Sulla revisione del prontuario Schillaci annuncia un confronto con Aifa, mentre da maggioranza, opposizione e società scientifiche arrivano le richieste di cautela
Dopo settimane di discussioni, sulla revisione del Prontuario farmaceutico si apre un nuovo passaggio politico. “Non ci sono novità sulla revisione del Prontuario, credo incontreremo a breve Aifa”, ha dichiarato oggi il ministro della Salute Orazio Schillaci, a margine dell’inaugurazione del rinnovato Museo dell’Istituto superiore di sanità. Al centro del confronto resta l’ipotesi elaborata dall’Agenzia di definire il prezzo di rimborso non più soltanto tra medicinali con lo stesso principio attivo, ma all’interno di categorie terapeutiche più ampie, assumendo come riferimento il farmaco meno costoso. Secondo le associazioni di settore e società scientifiche, il nuovo meccanismo potrebbe determinare riduzioni rilevanti dei prezzi, incidere sulla sostenibilità di alcune produzioni e trasferire sui cittadini la differenza necessaria per continuare a utilizzare il medicinale abituale.

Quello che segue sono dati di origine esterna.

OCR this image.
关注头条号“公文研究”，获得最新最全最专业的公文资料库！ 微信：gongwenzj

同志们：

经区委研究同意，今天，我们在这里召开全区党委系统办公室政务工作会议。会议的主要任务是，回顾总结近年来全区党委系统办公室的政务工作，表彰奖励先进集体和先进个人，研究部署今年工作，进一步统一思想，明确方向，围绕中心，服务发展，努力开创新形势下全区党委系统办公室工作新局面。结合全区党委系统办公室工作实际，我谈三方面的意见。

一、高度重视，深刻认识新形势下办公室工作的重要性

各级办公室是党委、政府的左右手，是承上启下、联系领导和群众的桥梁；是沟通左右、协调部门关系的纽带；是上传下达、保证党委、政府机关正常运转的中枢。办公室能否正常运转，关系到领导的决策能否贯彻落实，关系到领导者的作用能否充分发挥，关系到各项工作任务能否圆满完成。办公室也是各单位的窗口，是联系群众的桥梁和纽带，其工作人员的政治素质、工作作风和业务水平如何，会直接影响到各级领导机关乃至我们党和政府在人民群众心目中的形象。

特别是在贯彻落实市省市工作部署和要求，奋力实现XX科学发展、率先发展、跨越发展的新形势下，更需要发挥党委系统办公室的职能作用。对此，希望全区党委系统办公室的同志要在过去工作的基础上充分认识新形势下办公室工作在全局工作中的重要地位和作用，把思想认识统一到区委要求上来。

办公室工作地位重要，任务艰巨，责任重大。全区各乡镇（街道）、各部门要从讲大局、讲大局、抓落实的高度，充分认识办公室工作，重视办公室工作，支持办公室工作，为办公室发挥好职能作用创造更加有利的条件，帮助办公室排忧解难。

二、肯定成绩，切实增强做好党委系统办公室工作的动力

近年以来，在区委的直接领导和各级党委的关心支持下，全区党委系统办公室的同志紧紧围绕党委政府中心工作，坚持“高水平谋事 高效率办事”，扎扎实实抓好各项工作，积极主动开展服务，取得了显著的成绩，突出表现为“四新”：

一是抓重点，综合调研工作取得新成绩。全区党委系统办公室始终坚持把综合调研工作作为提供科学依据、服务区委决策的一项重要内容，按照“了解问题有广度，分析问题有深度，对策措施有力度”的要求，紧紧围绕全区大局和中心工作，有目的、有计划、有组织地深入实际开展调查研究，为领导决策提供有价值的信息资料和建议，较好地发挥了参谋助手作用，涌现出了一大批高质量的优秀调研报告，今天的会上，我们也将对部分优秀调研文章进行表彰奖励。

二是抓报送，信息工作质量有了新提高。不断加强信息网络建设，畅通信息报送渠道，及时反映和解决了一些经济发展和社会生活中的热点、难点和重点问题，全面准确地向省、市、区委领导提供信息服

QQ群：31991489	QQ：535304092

La revisione nasce dalla necessità, affidata ad Aifa, di individuare criteri capaci di contenere la spesa farmaceutica sostenuta dal Servizio sanitario. Il confronto riguarda però anche le condizioni alle quali continuare a garantire la disponibilità dei farmaci consolidati, la continuità delle forniture, l’accesso alle terapie, nonché il peso che ricadrebbe sulla famiglia. Tra i temi sollevati dai critici vi sono la tutela della produzione realizzata in Italia, tanto dalle aziende nazionali quanto dai gruppi internazionali presenti nel Paese, e la necessità di non sottrarre risorse agli investimenti nell’innovazione. Un equilibrio reso più complesso dal quadro internazionale, segnato dalle politiche statunitensi sul prezzo dei medicinali, dalle misure britanniche per rafforzare l’attrattività del mercato e l’accesso per i pazienti (seguendo l’accordo con gli Usa), dalle tensioni sulle catene di approvvigionamento e dal peso del payback sul comparto.